血液処理部材5は、ポリエチレンテレフタレート製の不織布(厚さ130μm 、繊維径1.8μm 、一辺の長さ66mm×66mm)を60枚重ねたものを使用した。
スペーサTは、略直線状で外径5mmのものを使用し、
図2、
図6のように下部側ハウジング2/Dの内壁と外部濾過部5/Oとの間に二個配置した。
各部材のヒートシールによる固定は、高周波溶着機を使用した。
実施例2の血液処理器として、実施例1の略直線状のスペーサT(二個)の代わりに、
図7(B)のように略カーブ形状のスペーサ(二個)配置したものを使用した。
【0039】
比較例の血液処理器は、血液処理部材としてポリエチレンテレフタレート製の不織布(厚さ130μm 、繊維径1.8μm 、一辺の長さ72mm×72mm)を60枚重ねたものを使用した。
血液処理部器は、以下のように作製した。血液処理部材を外枠シートに固定し、当該外枠シートを可撓性ハウジングに固定した。血液処理部材を挟んで、可撓性ハウジング内を血液流入室と血液流出室とに区画し、血液入口は血液流入室の基端側に装着し、血液出口は血液流出室の末端側に装着した。
各部材のヒートシールによる固定は、高周波溶着機を使用した。
【0040】
牛血液入りバッグ[牛血液(400ml)に抗凝固剤としてACD液(60ml)を添加]と空のバッグを用意した。
実施例1、実施例2と比較例の血液処理器のハウジングの血液入口と血液出口にそれぞれチューブを接続し、血液入口側のチューブの上端に牛血液入りバッグ、血液出口側のチューブの下端に空のバッグを接続し、牛血液入りバッグの上部から空のバッグの上部(血液入口)までの落差を140cmに設定した。
牛血液入りバッグから牛血液を自然落下させて、前記血液処理部材で濾過した。
【0041】
実施例1と実施例2は異なる日に作成して、異なる日に比較例との濾過性能(血液の濾過時間)の比較試験を行った。
2016年7月7日付けで実施した「実施例1と比較例」の血液の濾過時間は、比較例は45分かかったが実施例1は34分で血液の濾過が終了した。
2016年6月23日付けで実施した「実施例2と比較例」の血液の濾過時間は、比較例は40分かかったが実施例1は36分で血液の濾過が終了した。あった。

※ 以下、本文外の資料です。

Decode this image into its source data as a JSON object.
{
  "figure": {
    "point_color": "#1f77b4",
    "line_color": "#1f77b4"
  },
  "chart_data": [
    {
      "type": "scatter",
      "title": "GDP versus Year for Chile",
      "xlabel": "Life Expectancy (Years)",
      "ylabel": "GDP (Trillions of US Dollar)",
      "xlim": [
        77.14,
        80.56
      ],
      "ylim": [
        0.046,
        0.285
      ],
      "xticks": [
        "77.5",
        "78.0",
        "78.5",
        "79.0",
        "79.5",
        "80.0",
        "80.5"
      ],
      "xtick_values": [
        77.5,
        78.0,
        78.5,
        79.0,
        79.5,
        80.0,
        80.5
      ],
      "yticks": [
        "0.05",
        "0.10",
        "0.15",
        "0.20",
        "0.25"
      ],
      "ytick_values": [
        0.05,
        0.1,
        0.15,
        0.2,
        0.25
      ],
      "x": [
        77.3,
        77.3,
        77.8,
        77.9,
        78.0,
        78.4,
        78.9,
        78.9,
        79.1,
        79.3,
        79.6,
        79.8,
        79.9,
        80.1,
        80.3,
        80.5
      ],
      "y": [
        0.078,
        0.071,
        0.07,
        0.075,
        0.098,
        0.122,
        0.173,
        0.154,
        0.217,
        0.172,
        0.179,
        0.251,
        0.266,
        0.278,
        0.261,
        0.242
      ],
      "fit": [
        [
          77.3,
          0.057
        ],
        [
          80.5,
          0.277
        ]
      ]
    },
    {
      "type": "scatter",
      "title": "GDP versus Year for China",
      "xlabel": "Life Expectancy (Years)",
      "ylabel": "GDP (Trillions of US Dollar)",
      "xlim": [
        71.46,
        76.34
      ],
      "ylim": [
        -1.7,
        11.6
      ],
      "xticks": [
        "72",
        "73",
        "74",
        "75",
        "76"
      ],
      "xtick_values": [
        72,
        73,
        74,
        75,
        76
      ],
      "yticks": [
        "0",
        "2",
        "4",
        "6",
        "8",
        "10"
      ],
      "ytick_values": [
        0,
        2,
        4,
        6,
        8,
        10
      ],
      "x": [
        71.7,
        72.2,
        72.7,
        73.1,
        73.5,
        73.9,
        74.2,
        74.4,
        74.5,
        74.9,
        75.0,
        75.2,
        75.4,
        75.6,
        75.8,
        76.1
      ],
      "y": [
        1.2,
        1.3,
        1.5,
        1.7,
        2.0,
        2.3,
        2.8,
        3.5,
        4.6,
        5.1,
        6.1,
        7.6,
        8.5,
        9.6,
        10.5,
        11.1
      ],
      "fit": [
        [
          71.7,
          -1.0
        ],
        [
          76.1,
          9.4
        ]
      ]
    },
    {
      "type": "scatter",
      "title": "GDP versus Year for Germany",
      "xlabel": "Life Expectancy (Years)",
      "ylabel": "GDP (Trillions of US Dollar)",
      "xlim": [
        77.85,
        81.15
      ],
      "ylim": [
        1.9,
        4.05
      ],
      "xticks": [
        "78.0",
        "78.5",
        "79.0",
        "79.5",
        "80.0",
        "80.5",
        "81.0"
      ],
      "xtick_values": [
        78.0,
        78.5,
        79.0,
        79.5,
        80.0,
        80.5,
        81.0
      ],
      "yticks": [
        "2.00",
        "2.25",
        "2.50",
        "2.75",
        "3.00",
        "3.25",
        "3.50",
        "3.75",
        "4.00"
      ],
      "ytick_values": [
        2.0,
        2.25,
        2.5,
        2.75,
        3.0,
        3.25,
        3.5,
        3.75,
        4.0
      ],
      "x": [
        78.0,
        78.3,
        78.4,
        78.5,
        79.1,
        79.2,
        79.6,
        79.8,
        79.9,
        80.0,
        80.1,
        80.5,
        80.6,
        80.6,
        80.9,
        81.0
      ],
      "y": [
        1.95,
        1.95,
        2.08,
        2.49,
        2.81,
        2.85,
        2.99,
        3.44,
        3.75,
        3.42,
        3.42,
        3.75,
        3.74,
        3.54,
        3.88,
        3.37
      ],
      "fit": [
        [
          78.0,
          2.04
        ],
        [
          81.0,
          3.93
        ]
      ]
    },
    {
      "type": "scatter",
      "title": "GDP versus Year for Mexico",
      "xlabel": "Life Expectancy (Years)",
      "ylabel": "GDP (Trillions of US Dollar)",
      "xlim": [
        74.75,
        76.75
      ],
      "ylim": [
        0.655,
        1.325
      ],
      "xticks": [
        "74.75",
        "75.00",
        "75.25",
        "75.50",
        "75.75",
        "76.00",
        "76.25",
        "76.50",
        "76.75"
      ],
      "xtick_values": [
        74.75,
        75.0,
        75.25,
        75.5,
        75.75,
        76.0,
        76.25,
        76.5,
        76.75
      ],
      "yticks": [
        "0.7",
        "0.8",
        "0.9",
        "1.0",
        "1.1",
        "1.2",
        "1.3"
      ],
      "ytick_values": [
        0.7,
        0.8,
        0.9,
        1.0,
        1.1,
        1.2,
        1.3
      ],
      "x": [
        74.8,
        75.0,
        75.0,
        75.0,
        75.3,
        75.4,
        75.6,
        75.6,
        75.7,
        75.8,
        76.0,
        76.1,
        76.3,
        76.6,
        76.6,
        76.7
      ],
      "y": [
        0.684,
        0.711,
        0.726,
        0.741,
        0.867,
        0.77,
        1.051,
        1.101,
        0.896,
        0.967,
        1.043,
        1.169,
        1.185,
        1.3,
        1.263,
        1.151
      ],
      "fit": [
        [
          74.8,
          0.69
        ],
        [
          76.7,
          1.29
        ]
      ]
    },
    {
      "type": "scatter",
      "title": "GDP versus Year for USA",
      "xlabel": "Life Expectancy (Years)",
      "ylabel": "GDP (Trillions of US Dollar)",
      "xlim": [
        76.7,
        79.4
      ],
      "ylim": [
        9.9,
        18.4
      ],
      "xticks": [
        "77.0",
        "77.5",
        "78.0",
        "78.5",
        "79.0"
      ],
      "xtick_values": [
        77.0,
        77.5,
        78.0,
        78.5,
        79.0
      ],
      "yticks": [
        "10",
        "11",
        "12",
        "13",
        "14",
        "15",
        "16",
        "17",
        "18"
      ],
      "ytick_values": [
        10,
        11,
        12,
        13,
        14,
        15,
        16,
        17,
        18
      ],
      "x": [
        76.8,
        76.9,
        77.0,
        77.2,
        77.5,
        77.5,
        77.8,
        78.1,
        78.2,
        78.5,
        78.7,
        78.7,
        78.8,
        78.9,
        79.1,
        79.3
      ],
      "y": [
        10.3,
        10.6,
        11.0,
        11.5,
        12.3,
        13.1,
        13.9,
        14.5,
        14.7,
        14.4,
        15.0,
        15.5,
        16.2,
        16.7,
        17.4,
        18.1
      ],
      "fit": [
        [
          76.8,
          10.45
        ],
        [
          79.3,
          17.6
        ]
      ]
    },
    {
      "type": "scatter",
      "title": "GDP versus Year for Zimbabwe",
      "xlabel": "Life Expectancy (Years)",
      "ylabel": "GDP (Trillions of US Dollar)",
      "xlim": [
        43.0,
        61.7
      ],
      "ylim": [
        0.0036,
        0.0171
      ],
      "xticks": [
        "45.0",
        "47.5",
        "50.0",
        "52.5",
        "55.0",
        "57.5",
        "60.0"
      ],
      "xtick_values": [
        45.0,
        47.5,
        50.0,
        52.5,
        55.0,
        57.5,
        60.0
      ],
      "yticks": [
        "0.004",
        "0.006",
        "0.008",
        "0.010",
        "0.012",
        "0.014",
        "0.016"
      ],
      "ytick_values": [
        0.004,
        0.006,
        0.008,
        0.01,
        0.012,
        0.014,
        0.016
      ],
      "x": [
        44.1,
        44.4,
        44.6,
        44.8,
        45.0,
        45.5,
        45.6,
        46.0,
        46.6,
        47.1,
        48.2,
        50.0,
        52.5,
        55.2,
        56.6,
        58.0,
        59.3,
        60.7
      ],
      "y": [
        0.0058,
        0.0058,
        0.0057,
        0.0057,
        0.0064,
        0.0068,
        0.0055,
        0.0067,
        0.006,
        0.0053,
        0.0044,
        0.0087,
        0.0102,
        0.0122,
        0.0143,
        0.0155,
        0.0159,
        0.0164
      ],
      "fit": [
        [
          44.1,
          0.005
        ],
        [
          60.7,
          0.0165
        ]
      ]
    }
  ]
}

なお比較例の濾過時間が「実施例1と比較例」、「実施例2と比較例」で異なっているのは、牛血液は採血日により(特に気温と湿度の高い夏季は)性状が異なり、一定しないためである。
【0042】
以上により実施例1、実施例2は血液流出室2ROが血液濾過時に陰圧になっても、血液流出室2RO内の血液流路が比較例よりも広く確保でき、血液濾過時間を短縮できることが確認できた。

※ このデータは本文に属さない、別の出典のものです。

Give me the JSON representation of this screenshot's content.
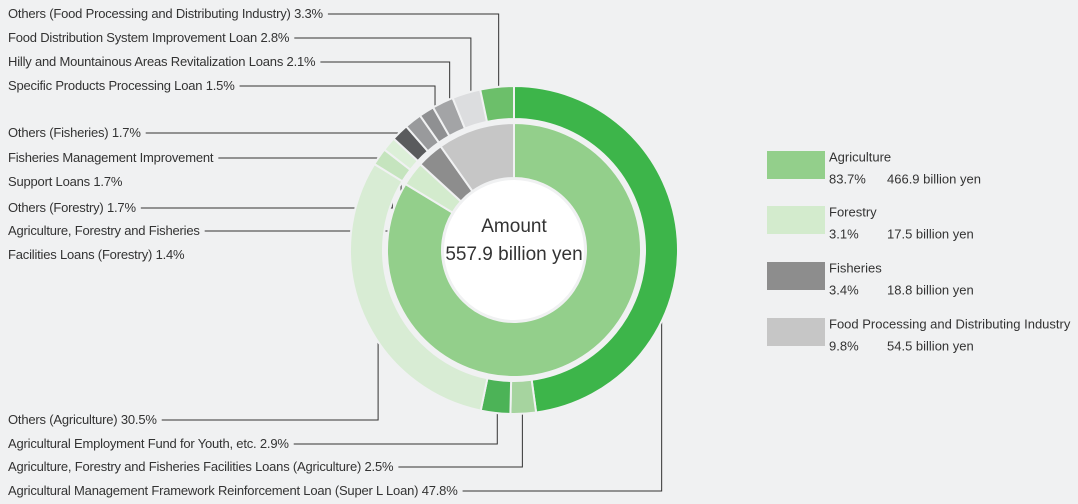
{
  "chart_data": {
    "type": "nested_donut",
    "center_title": "Amount",
    "center_value": "557.9 billion yen",
    "inner": {
      "categories": [
        "Agriculture",
        "Forestry",
        "Fisheries",
        "Food Processing and Distributing Industry"
      ],
      "values": [
        83.7,
        3.1,
        3.4,
        9.8
      ],
      "value_labels": [
        "83.7%",
        "3.1%",
        "3.4%",
        "9.8%"
      ],
      "amounts": [
        "466.9 billion yen",
        "17.5 billion yen",
        "18.8 billion yen",
        "54.5 billion yen"
      ],
      "colors": [
        "#93cf8b",
        "#d3ebcd",
        "#8d8d8d",
        "#c6c6c6"
      ]
    },
    "outer": {
      "categories": [
        "Agricultural Management Framework Reinforcement Loan (Super L Loan)",
        "Agriculture, Forestry and Fisheries Facilities Loans (Agriculture)",
        "Agricultural Employment Fund for Youth, etc.",
        "Others (Agriculture)",
        "Others (Forestry)",
        "Agriculture, Forestry and Fisheries Facilities Loans (Forestry)",
        "Fisheries Management Improvement Support Loans",
        "Others (Fisheries)",
        "Specific Products Processing Loan",
        "Hilly and Mountainous Areas Revitalization Loans",
        "Food Distribution System Improvement Loan",
        "Others (Food Processing and Distributing Industry)"
      ],
      "values": [
        47.8,
        2.5,
        2.9,
        30.5,
        1.7,
        1.4,
        1.7,
        1.7,
        1.5,
        2.1,
        2.8,
        3.3
      ],
      "value_labels": [
        "47.8%",
        "2.5%",
        "2.9%",
        "30.5%",
        "1.7%",
        "1.4%",
        "1.7%",
        "1.7%",
        "1.5%",
        "2.1%",
        "2.8%",
        "3.3%"
      ],
      "colors": [
        "#3db54a",
        "#a6d49f",
        "#4cb357",
        "#d8ecd4",
        "#c5e4be",
        "#dcefd8",
        "#5a5b5d",
        "#999a9c",
        "#8f9092",
        "#a3a4a6",
        "#dcdddf",
        "#6cbf6a"
      ]
    }
  }
}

実施例1が実施例2よりも相対的に比較例よりも濾過時間が短いのは、実施例1は実施例2よりも、スペーサTの末端DE側を、血液出口7Oの固定部(末端側シール部2SDE)に近い位置で固定しているため(固定部2TS)、
または血液流出口(7)の開口(7OO)を、スペーサ(T)の末端(DE)側の固定部(2TS)よりも基端(PE)側により深く配置しているため、血液出口7Oの開口7OO近傍の領域Aで、血液流路を広く確保できているためと考えられる。